Éducation : Au premier semestre 2025, plus de 1,39 milliard de dollars investis par les nigérians pour des études à l’étranger, selon les données de la Banque centrale

Au premier semestre 2025, les Nigérians ont investi 1,39 milliard de dollars pour poursuivre des études à l’étranger, marquant une hausse de 20 % en dollars et de 38 % en naira par rapport à la même période en 2024, selon les données de la Banque centrale du Nigeria (CBN). Cette progression reflète un engouement croissant pour la migration éducative, alors que le système éducatif national continue de faire face à des difficultés persistantes.

Le rapport de la CBN souligne que le Nigeria ne tire quasiment aucun bénéfice de son secteur éducatif en termes de revenus étrangers. La balance commerciale des services affiche ainsi un revenu nul pour l’« Éducation », révélant que si de nombreux Nigérians étudient à l’étranger, très peu d’étudiants étrangers choisissent les universités nigérianes.

Cette tendance s’explique par plusieurs problèmes structurels : la qualité perçue de l’enseignement supérieur en baisse, des grèves fréquentes des syndicats du personnel académique, des infrastructures dégradées et la surpopulation des salles de classe. Pour de nombreuses familles de la classe moyenne et supérieure, l’éducation internationale est également considérée comme une voie vers de meilleures opportunités migratoires.
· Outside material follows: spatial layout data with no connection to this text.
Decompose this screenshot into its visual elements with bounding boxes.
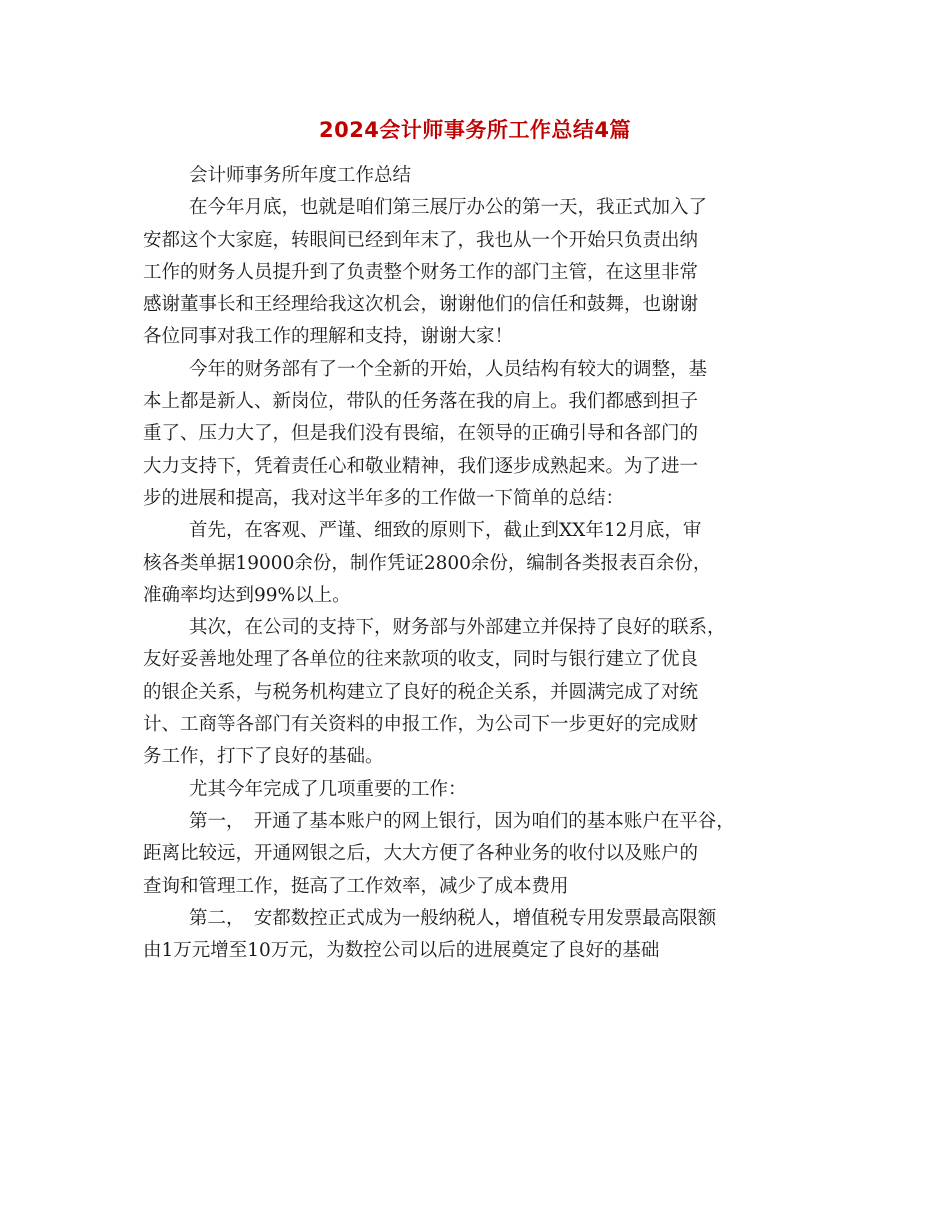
text-line: 友好妥善地处理了各单位的往来款项的收支，同时与银行建立了优良 xyxy=(143,649,699,671)
text-line: 工作的财务人员提升到了负责整个财务工作的部门主管，在这里非常 xyxy=(143,261,699,283)
document-title: 2024会计师事务所工作总结4篇 xyxy=(318,118,632,142)
text-line: 的银企关系，与税务机构建立了良好的税企关系，并圆满完成了对统 xyxy=(143,681,699,703)
text-line: 会计师事务所年度工作总结 xyxy=(189,165,412,186)
text-line: 计、工商等各部门有关资料的申报工作，为公司下一步更好的完成财 xyxy=(143,714,699,736)
text-line: 务工作，打下了良好的基础。 xyxy=(143,746,384,768)
text-line: 首先，在客观、严谨、细致的原则下，截止到XX年12月底，审 xyxy=(189,520,702,542)
text-line: 步的进展和提高，我对这半年多的工作做一下简单的总结： xyxy=(143,487,625,509)
text-line: 今年的财务部有了一个全新的开始，人员结构有较大的调整，基 xyxy=(189,358,708,380)
text-line: 重了、压力大了，但是我们没有畏缩，在领导的正确引导和各部门的 xyxy=(143,423,699,445)
text-line: 距离比较远，开通网银之后，大大方便了各种业务的收付以及账户的 xyxy=(143,843,699,865)
text-line: 核各类单据19000余份，制作凭证2800余份，编制各类报表百余份， xyxy=(143,552,712,574)
text-line: 其次，在公司的支持下，财务部与外部建立并保持了良好的联系， xyxy=(189,617,726,639)
text-line: 第二， 安都数控正式成为一般纳税人，增值税专用发票最高限额 xyxy=(189,907,717,929)
text-line: 在今年月底，也就是咱们第三展厅办公的第一天，我正式加入了 xyxy=(189,197,708,219)
text-line: 感谢董事长和王经理给我这次机会，谢谢他们的信任和鼓舞，也谢谢 xyxy=(143,294,699,316)
text-line: 由1万元增至10万元，为数控公司以后的进展奠定了良好的基础 xyxy=(143,940,660,962)
text-line: 尤其今年完成了几项重要的工作： xyxy=(189,778,467,800)
text-line: 各位同事对我工作的理解和支持，谢谢大家！ xyxy=(143,326,514,348)
text-line: 准确率均达到99%以上。 xyxy=(143,584,351,606)
text-line: 查询和管理工作，挺高了工作效率，减少了成本费用 xyxy=(143,875,569,897)
text-line: 本上都是新人、新岗位，带队的任务落在我的肩上。我们都感到担子 xyxy=(143,391,699,413)
text-line: 安都这个大家庭，转眼间已经到年末了，我也从一个开始只负责出纳 xyxy=(143,229,699,251)
text-line: 大力支持下，凭着责任心和敬业精神，我们逐步成熟起来。为了进一 xyxy=(143,455,699,477)
document-body xyxy=(143,160,809,967)
text-line: 第一， 开通了基本账户的网上银行，因为咱们的基本账户在平谷， xyxy=(189,810,735,832)
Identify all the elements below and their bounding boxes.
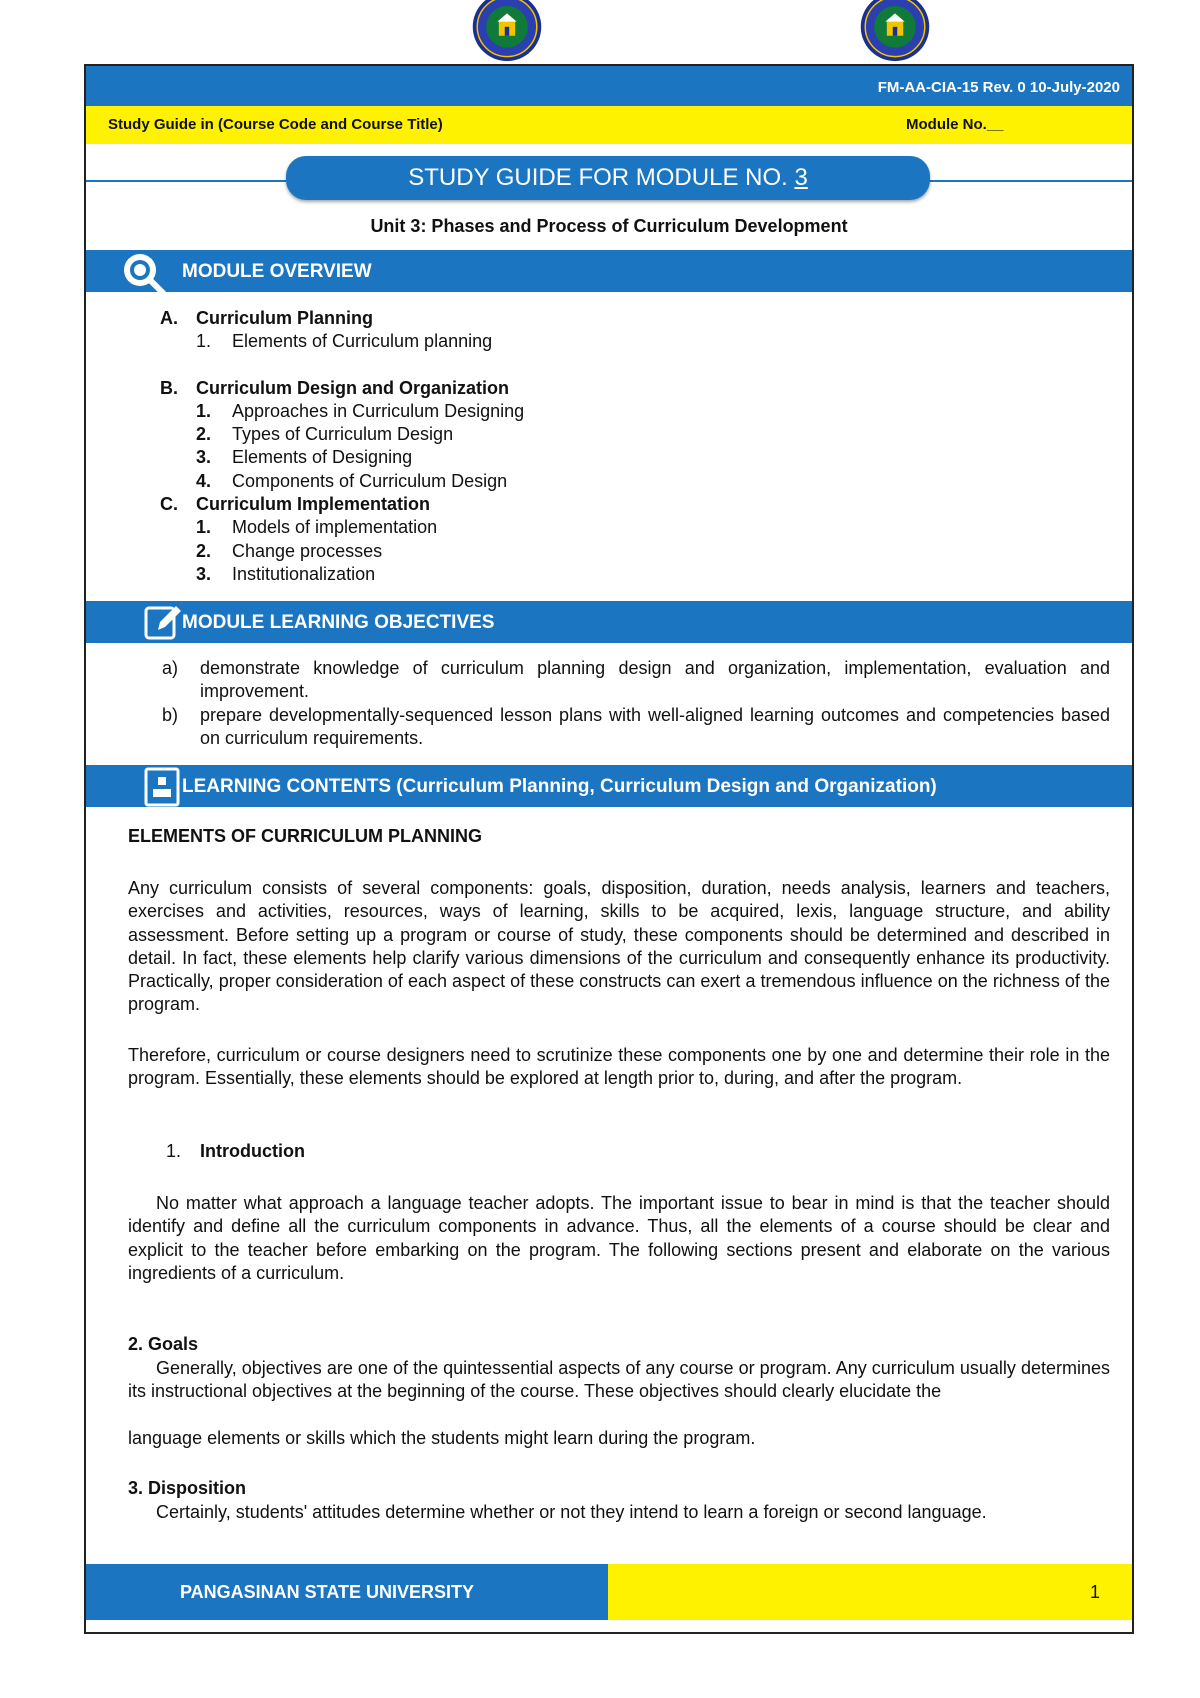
contents-heading: LEARNING CONTENTS (Curriculum Planning, Curriculum Design and Organization)	[182, 776, 937, 797]
module-no-label: Module No.__	[906, 116, 1004, 133]
marker-b3: 3.	[196, 447, 212, 468]
objectives-heading: MODULE LEARNING OBJECTIVES	[182, 612, 495, 633]
goals-paragraph-end: language elements or skills which the students might learn during the program.	[128, 1428, 756, 1448]
letter-a: A.	[160, 308, 178, 328]
overview-a-title: Curriculum Planning	[196, 308, 374, 328]
overview-b-item: Components of Curriculum Design	[232, 470, 508, 491]
overview-c-item: Institutionalization	[232, 563, 376, 584]
footer-university: PANGASINAN STATE UNIVERSITY	[180, 1582, 475, 1602]
overview-c-item: Models of implementation	[232, 517, 438, 538]
marker-b2: 2.	[196, 424, 212, 445]
elements-heading: ELEMENTS OF CURRICULUM PLANNING	[128, 826, 482, 846]
contents-paragraph-2: Therefore, curriculum or course designers need to scrutinize these components one by one and determine their role in the program. Essentially, these elements should be explored at length prior to, during, and after the program.	[128, 1045, 1110, 1089]
footer-yellow-band	[608, 1564, 1132, 1620]
goals-heading: 2. Goals	[128, 1334, 199, 1354]
university-seal-left	[460, 0, 554, 70]
goals-paragraph: Generally, objectives are one of the quintessential aspects of any course or program. Any curriculum usually determines its instructional objectives at the beginning of the course. These objectives should clearly elucidate the	[128, 1358, 1110, 1402]
form-code: FM-AA-CIA-15 Rev. 0 10-July-2020	[877, 79, 1120, 96]
contents-paragraph-1: Any curriculum consists of several components: goals, disposition, duration, needs analysis, learners and teachers, exercises and activities, resources, ways of learning, skills to be acquired, lexis, language structure, and ability assessment. Before setting up a program or course of study, these components should be determined and described in detail. In fact, these elements help clarify various dimensions of the curriculum and consequently enhance its productivity. Practically, proper consideration of each aspect of these constructs can exert a tremendous influence on the richness of the program.	[128, 878, 1110, 1015]
disposition-paragraph: Certainly, students' attitudes determine whether or not they intend to learn a foreign or second language.	[156, 1502, 987, 1522]
letter-b: B.	[160, 377, 178, 398]
objective-b-text: prepare developmentally-sequenced lesson plans with well-aligned learning outcomes and competencies based on curriculum requirements.	[200, 704, 1110, 748]
unit-title: Unit 3: Phases and Process of Curriculum Development	[370, 216, 848, 236]
intro-paragraph: No matter what approach a language teacher adopts. The important issue to bear in mind is that the teacher should identify and define all the curriculum components in advance. Thus, all the elements of a course should be clear and explicit to the teacher before embarking on the program. The following sections present and elaborate on the various ingredients of a curriculum.	[128, 1193, 1110, 1283]
overview-b-item: Elements of Designing	[232, 447, 413, 468]
study-guide-label: Study Guide in (Course Code and Course Title)	[108, 116, 443, 133]
pencil-edit-icon	[144, 602, 182, 642]
intro-title: Introduction	[200, 1141, 305, 1161]
magnifier-icon	[120, 250, 166, 296]
overview-list	[160, 307, 524, 586]
marker-b1: 1.	[196, 400, 212, 421]
objective-a-text: demonstrate knowledge of curriculum planning design and organization, implementation, evaluation and improvement.	[200, 658, 1110, 702]
overview-c-title: Curriculum Implementation	[196, 494, 431, 515]
title-prefix: STUDY GUIDE FOR MODULE NO.	[408, 164, 795, 191]
study-guide-title	[286, 156, 930, 200]
intro-number: 1.	[166, 1141, 182, 1161]
overview-heading: MODULE OVERVIEW	[182, 261, 372, 282]
overview-b-title: Curriculum Design and Organization	[196, 377, 510, 398]
marker-c3: 3.	[196, 563, 212, 584]
overview-b-item: Types of Curriculum Design	[232, 424, 454, 445]
intro-heading	[166, 1141, 305, 1162]
overview-a-item: Elements of Curriculum planning	[232, 331, 493, 352]
disposition-heading: 3. Disposition	[128, 1478, 247, 1498]
overview-c-item: Change processes	[232, 540, 383, 561]
document-icon	[144, 767, 180, 807]
university-seal-right	[848, 0, 942, 70]
title-number: 3	[794, 164, 808, 191]
letter-c: C.	[160, 494, 178, 515]
marker-c2: 2.	[196, 540, 212, 561]
marker-c1: 1.	[196, 517, 212, 538]
objectives-list	[162, 657, 1110, 750]
page-number: 1	[1090, 1582, 1101, 1602]
marker-a1: 1.	[196, 331, 212, 352]
title-rule-right	[925, 180, 1132, 182]
marker-b4: 4.	[196, 470, 212, 491]
overview-b-item: Approaches in Curriculum Designing	[232, 400, 525, 421]
objective-a-marker: a)	[162, 658, 179, 678]
title-rule-left	[86, 180, 286, 182]
objective-b-marker: b)	[162, 704, 179, 725]
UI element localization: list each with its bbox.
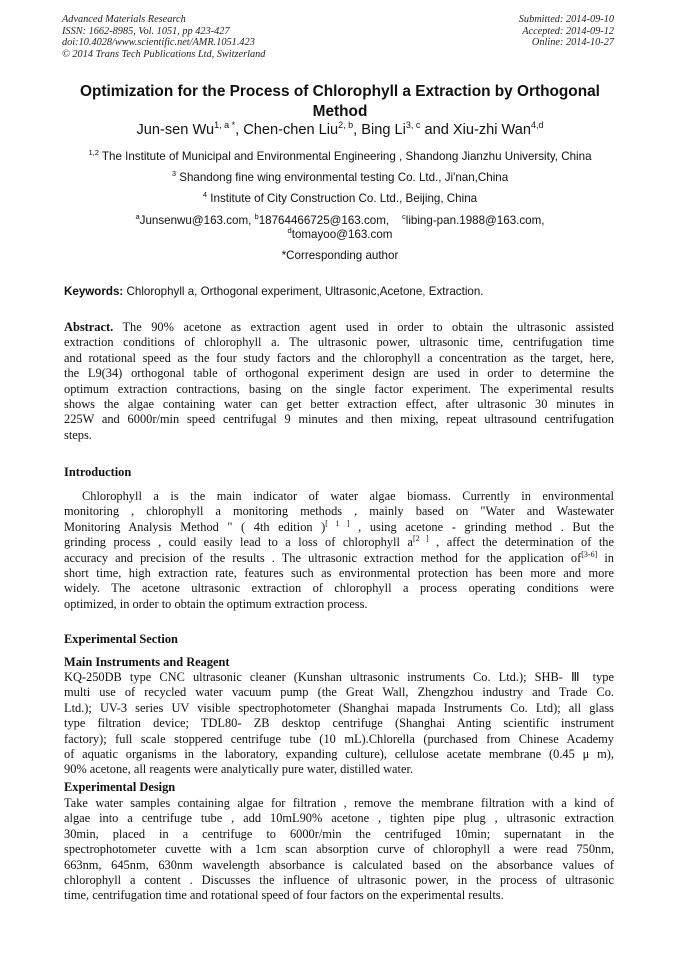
keywords-label: Keywords: xyxy=(64,285,124,298)
email-mark: d xyxy=(287,226,292,235)
instruments-line: multi use of recycled water vacuum pump (the Great Wall, Zhengzhou industry and Trade Co. xyxy=(64,685,614,700)
intro-line: Chlorophyll a is the main indicator of water algae biomass. Currently in environmental xyxy=(82,489,614,503)
intro-line: accuracy and precision of the results . The ultrasonic extraction method for the application of[3-6] in xyxy=(64,549,614,565)
email-mark: c xyxy=(402,212,406,221)
abstract-line: extraction conditions of chlorophyll a. The ultrasonic power, ultrasonic time, centrifugation time xyxy=(64,335,614,350)
doi-line: doi:10.4028/www.scientific.net/AMR.1051.423 xyxy=(62,37,255,49)
author-name: and Xiu-zhi Wan xyxy=(420,122,531,138)
intro-line: optimized, in order to obtain the optimum extraction process. xyxy=(64,596,368,611)
instruments-line: type filtration device; TDL80- ZB desktop centrifuge (Shanghai Anting scientific instrument xyxy=(64,716,614,731)
keywords-text: Chlorophyll a, Orthogonal experiment, Ultrasonic,Acetone, Extraction. xyxy=(123,285,484,298)
abstract-line: 225W and 6000r/min speed centrifugal 9 minutes and then mixing, repeat ultrasound centrifugation xyxy=(64,412,614,427)
paper-title xyxy=(62,82,618,121)
corresponding-author-note: *Corresponding author xyxy=(281,249,399,262)
intro-line: grinding process , could easily lead to a loss of chlorophyll a[2 ] , affect the determination of the xyxy=(64,534,614,550)
instruments-line: 90% acetone, all reagents were analytically pure water, distilled water. xyxy=(64,762,414,777)
issn-line: ISSN: 1662-8985, Vol. 1051, pp 423-427 xyxy=(62,25,230,37)
title-line: Method xyxy=(312,102,368,120)
affiliation-text: Institute of City Construction Co. Ltd., Beijing, China xyxy=(207,192,478,205)
experimental-section-heading: Experimental Section xyxy=(64,632,178,646)
citation-ref[interactable]: [2 ] xyxy=(412,534,429,544)
email-list xyxy=(30,214,650,228)
citation-ref[interactable]: [3-6] xyxy=(581,549,598,559)
email-mark: a xyxy=(135,212,140,221)
design-line: 663nm, 645nm, 630nm wavelength absorbance is calculated based on the absorbance values of xyxy=(64,857,614,872)
author-affiliation-mark: 4,d xyxy=(531,120,544,130)
design-line: Take water samples containing algae for filtration , remove the membrane filtration with a kind of xyxy=(64,796,614,810)
submitted-date: Submitted: 2014-09-10 xyxy=(518,14,614,25)
email-address[interactable]: Junsenwu@163.com, xyxy=(139,214,255,227)
abstract-line: shows the algae containing water can get better extraction effect, after ultrasonic 30 minutes in xyxy=(64,397,614,412)
affiliation-2 xyxy=(30,171,650,185)
author-affiliation-mark: 2, b xyxy=(338,120,354,130)
affiliation-3 xyxy=(30,192,650,206)
author-affiliation-mark: 3, c xyxy=(405,120,421,130)
abstract-line: optimum extraction contractions, basing on the single factor experiment. The experimental results xyxy=(64,381,614,396)
author-name: , Bing Li xyxy=(353,122,406,138)
abstract-label: Abstract. xyxy=(64,320,114,334)
email-address[interactable]: 18764466725@163.com, xyxy=(258,214,402,227)
abstract-line: Abstract. The 90% acetone as extraction agent used in order to obtain the ultrasonic assisted xyxy=(64,320,614,334)
design-line: spectrophotometer cuvette with a 1cm scan absorption curve of chlorophyll a were read 750nm, xyxy=(64,842,614,857)
design-line: algae into a centrifuge tube , add 10mL90% acetone , tighten pipe plug , ultrasonic extraction xyxy=(64,811,614,826)
design-subheading: Experimental Design xyxy=(64,780,176,794)
author-name: , Chen-chen Liu xyxy=(235,122,339,138)
instruments-subheading: Main Instruments and Reagent xyxy=(64,655,230,669)
email-list-continued xyxy=(30,228,650,242)
online-date: Online: 2014-10-27 xyxy=(531,37,614,49)
abstract-line: the L9(34) orthogonal table of orthogonal experiment design are used in order to determine the xyxy=(64,366,614,381)
keywords xyxy=(64,285,484,299)
intro-line: Monitoring Analysis Method " ( 4th edition )[ 1 ] , using acetone - grinding method . But the xyxy=(64,518,615,534)
affiliation-text: The Institute of Municipal and Environmental Engineering , Shandong Jianzhu University, China xyxy=(98,150,592,163)
citation-ref[interactable]: [ 1 ] xyxy=(325,518,350,528)
abstract xyxy=(64,320,614,443)
introduction-heading: Introduction xyxy=(64,465,132,479)
title-line: Optimization for the Process of Chlorophyll a Extraction by Orthogonal xyxy=(80,83,600,100)
abstract-line: and rotational speed as the four study factors and the chlorophyll a concentration as the target, here, xyxy=(64,350,614,365)
instruments-body xyxy=(64,670,614,778)
design-line: time, centrifugation time and rotational speed of four factors on the experimental results. xyxy=(64,888,504,903)
intro-line: monitoring , chlorophyll a monitoring methods , mainly based on "Water and Wastewater xyxy=(64,504,614,519)
accepted-date: Accepted: 2014-09-12 xyxy=(522,25,614,37)
instruments-line: KQ-250DB type CNC ultrasonic cleaner (Kunshan ultrasonic instruments Co. Ltd.); SHB- Ⅲ type xyxy=(64,670,614,684)
design-body xyxy=(64,796,614,904)
email-mark: b xyxy=(254,212,259,221)
submission-dates xyxy=(519,14,614,49)
instruments-line: Ltd.); UV-3 series UV visible spectrophotometer (Shanghai mapada Instruments Co. Ltd); all glass xyxy=(64,700,614,715)
journal-name: Advanced Materials Research xyxy=(62,14,186,25)
instruments-line: of aquatic organisms in the laboratory, expanding culture), cellulose acetate membrane (0.45 μ m), xyxy=(64,747,614,762)
affiliation-mark: 1,2 xyxy=(88,148,99,157)
author-list xyxy=(40,121,640,139)
instruments-line: factory); full scale stoppered centrifuge tube (10 mL).Chlorella (purchased from Chinese Academy xyxy=(64,731,614,746)
affiliation-1 xyxy=(30,150,650,164)
introduction-body xyxy=(64,489,614,612)
email-address[interactable]: tomayoo@163.com xyxy=(291,228,393,241)
intro-line: widely. The acetone ultrasonic extraction of chlorophyll a process operating conditions were xyxy=(64,581,614,596)
author-affiliation-mark: 1, a * xyxy=(214,120,236,130)
intro-line: short time, high extraction rate, features such as environmental protection has been more and more xyxy=(64,566,614,581)
email-address[interactable]: libing-pan.1988@163.com, xyxy=(405,214,545,227)
copyright-line: © 2014 Trans Tech Publications Ltd, Switzerland xyxy=(62,48,266,60)
affiliation-text: Shandong fine wing environmental testing Co. Ltd., Ji'nan,China xyxy=(175,171,509,184)
author-name: Jun-sen Wu xyxy=(136,122,215,138)
journal-info xyxy=(62,14,265,60)
design-line: 30min, placed in a centrifuge to 6000r/min the centrifuged 10min; supernatant in the xyxy=(64,826,614,841)
abstract-line: steps. xyxy=(64,427,92,442)
affiliation-mark: 3 xyxy=(171,169,176,178)
design-line: chlorophyll a content . Discusses the influence of ultrasonic power, in the process of ultrasonic xyxy=(64,873,614,888)
affiliation-mark: 4 xyxy=(202,190,208,199)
Entre 2020 et le premier semestre 2025, les dépenses cumulées des Nigérians pour l’éducation à l’étranger atteignent 11,1 milliards de dollars, soit environ 2,6 % du PIB nominal annuel du pays. Pour mettre ce chiffre en perspective, le gouvernement fédéral a alloué seulement 2,52 billions de Naira au secteur éducatif dans le budget 2025, représentant à peine 5 % des dépenses publiques, bien en dessous des recommandations de l’UNESCO de 15 à 20 %. Les dépenses des ménages pour l’éducation internationale sur six mois équivalent donc presque au budget annuel du gouvernement pour l’éducation.

Malgré cet afflux de capitaux privés, l’investissement étranger dans le secteur éducatif nigérian reste quasi inexistant, avec seulement 150 000 dollars importés au cours de la dernière décennie, selon le National Bureau of Statistics. Le crédit domestique au secteur est également en contraction : en septembre 2025, les prêts des banques nigérianes à l’éducation s’élevaient à 69,7 milliards de Naira, en baisse de 22 % depuis janvier.

Cependant, les perspectives à court et moyen terme pourraient se compliquer. Les récentes restrictions sur l’immigration et les visas étudiants dans des pays comme les États-Unis, le Royaume-Uni, le Canada ou certaines régions d’Europe pourraient freiner l’élan des étudiants nigérians vers l’étranger.